In the poor availability of RDT, the introduction of the quality assurance system for malaria microscopy, prioritization of microscopy for febrile inpatient management, and increased health facilities availability of malaria RDTs focusing on outpatient malaria screening should be the programmatic and organizational priorities targeting improved diagnostic services in the various settings [17].

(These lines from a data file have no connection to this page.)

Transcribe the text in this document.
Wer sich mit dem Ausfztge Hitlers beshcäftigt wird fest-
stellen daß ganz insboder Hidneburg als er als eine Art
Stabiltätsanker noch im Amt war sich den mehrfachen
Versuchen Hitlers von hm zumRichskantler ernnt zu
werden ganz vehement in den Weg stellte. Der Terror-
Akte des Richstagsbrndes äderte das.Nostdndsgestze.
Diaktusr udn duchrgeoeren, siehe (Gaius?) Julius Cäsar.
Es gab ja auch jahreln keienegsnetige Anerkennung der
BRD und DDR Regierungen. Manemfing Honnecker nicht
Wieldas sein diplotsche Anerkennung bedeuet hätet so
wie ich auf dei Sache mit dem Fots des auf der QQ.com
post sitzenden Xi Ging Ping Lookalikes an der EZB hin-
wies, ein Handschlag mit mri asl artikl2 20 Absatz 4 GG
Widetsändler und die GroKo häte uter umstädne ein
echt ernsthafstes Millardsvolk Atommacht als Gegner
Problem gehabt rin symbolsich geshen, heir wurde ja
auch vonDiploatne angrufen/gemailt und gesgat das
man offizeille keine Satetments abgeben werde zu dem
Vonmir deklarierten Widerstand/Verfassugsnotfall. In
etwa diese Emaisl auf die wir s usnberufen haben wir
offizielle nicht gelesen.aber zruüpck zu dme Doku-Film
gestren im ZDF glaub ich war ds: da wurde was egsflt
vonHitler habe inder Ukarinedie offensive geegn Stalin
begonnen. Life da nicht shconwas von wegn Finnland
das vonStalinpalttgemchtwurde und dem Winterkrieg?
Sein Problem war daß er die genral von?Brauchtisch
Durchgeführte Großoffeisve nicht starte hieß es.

This review provided reliable evidence for appraising health system vigilance and healthcare provider practice as also the weakness and strengths of malaria surveillance programmes. Malaria testing and early case detection from suspected febrile cases can increase timely treatment and prevent lethal outcomes, especially in high transmission settings [2, 32]. In low malaria transmission settings, it could timely early case detection of imported cases and provide reliable evidence to measure the prevention of re-establishment of malaria transmission and also WHO elimination criteria [7, 8].

Limitations

This systematic review and meta-analysis demonstrate the pooled proportion estimate of the availability of malaria diagnostic tests and AMDs in health facilities, and the correctness of malaria treatment by health workers. However, the present study had limitations. The main concern was between-studies heterogeneity due to including studies (with cross-sectional design) from different countries with different malaria surveillance systems and transmission levels may lead to information and reporting bias for estimating the pooled prevalence estimates. However, no study was found from countries with low transmission and/or clear areas in the elimination phase, and all the studies included were conducted in low malaria transmission settings (homogeneous). Moreover, the study used/involved health worker type, and the appropriateness of the study methods, sampling, and conducting (risk of bias) in the sub-group meta-analysis.

Conclusion

Findings of this review indicated that the correctness of malaria treatment and the availability of anti-malarial drugs and diagnostic tests need improving to progress the malaria elimination stage.

Recommendations

Establishments of an effective supply chain for malaria diagnostic tests and AMDs, quality-assured diagnostics, ongoing support for healthcare providers to deliver care conferring to the guidelines, and close monitoring of health systems readiness and practices will ultimately determine the attainment of the policy translation continue the importance of practice and quality of appropriate malaria case-management are required.

In low transmission areas and countries in the elimination phase, investigations and in-service training programs are needed to evaluate health systems and healthcare providers’ readiness and practice in the appropriate case management of suspected malaria and prevention of malaria re-establishment.